Capital gains taxes apply to profits from the sale of assets, such as stocks, bonds, and real estate. The tax rate depends on a number of factors, such as the type of asset sold and the length of time it was held. For example, long-term capital gains are typically taxed at a lower rate than short-term capital gains. In addition, special rules may apply to certain types of assets, such as collectibles and small business stock.

Tax-exempt capital gain:

Capital gains from real estate transactions are subject to taxes in the US As an exception, a capital gain of a maximum of $250,000 (for singles) and $500,000 (for married couples) is valid when selling a property that for a minimum of two years it served as their principal residence.

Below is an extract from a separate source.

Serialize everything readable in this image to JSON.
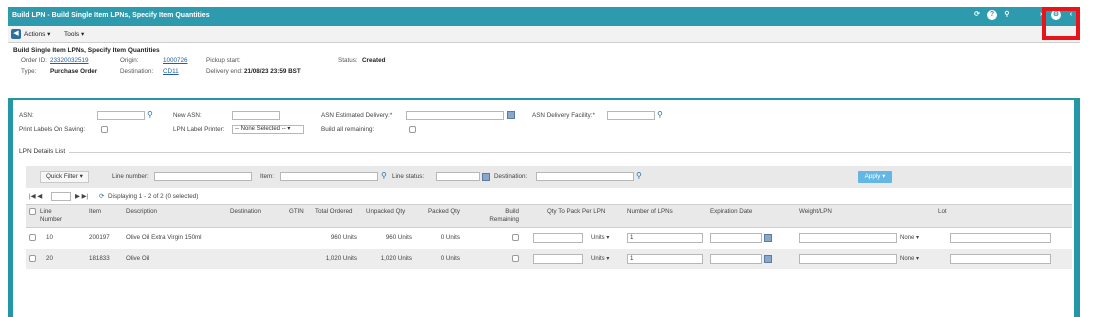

For foreigners, a stay of 730 days within a five-year period is enough to comply with this two-year period. Only time actually spent in the US is considered. Under the right conditions, a sizeable tax-free capital gain can be made in the US.

Taxable capital gain:

In all other transactions, the capital gain is taxable. The determination of the profit is made under the usual aspects: the purchase price and the investments made are deducted from the sale price.

For personally owned real estate (personally owned, through a Limited Liability Company or LLP) the maximum personal tax rate applies for a duration of ownership of less than 12 months. The rate for capital gains with a holding time of 1 year and 1 day or more is currently between 0 and 15%. The exact determination of the tax rate is made according to the taxpayer’s tax progression scale.

Capital gains taxes can be complex, so it’s important to consult with a tax professional to make sure you’re following the law.